Fracking, the popular abbreviation for hydraulic fracturing, is a technique involving the injection of millions of gallons of water and thousands of gallons of potentially harmful chemicals underground at very high pressure which create fractures in the underlying shale rock formations and allows for the extraction of the natural gas found in those layers.
Fracking opens up access to what is believed by experts to be a vast source of natural gas. This could alleviate a lot of our future energy shortages. This also means profits to energy companies. This may lead to energy independence of the United States. However, other experts believe that this means a threat to our air and water – the Earth where we live. Admittedly, particular situations would lead one to believe that, at least in those situations, that this method has some environmental issues.

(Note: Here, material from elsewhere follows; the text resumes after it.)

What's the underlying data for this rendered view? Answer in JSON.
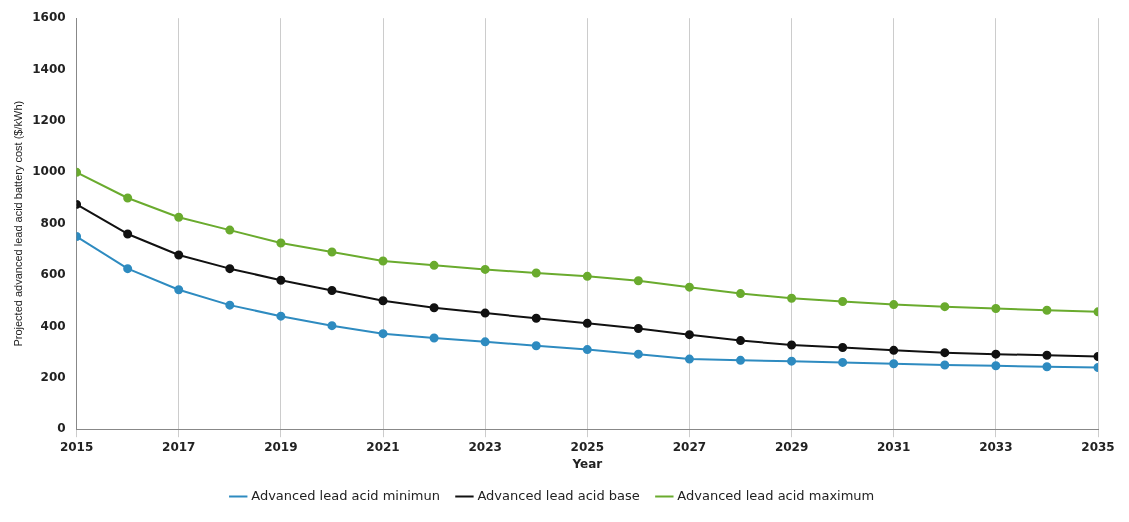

Just like any other environmental issues, fracking is likely to remain an issue in the forefront of energy policy.
Watch this somewhat humorous video to learn more about Fracking – My Water’s On Fire Tonight (The Fracking Song.)
I don’t necessarily agree with all of the “facts” presented in this video, but I’m sure if it was happening in my back yard I would want to investigate a little more.
A recent development in the Talladega National Forest in Alabama has local residents waging a small war against the government for proposing to open up “fracking rights” in the National Forest there. This is located on Cheaha Mountain, the highest point in Alabama at a little over 2200 feet. (Full Disclosure: My hometown is at the foot of Cheaha Mountain in the small town of Munford, AL.)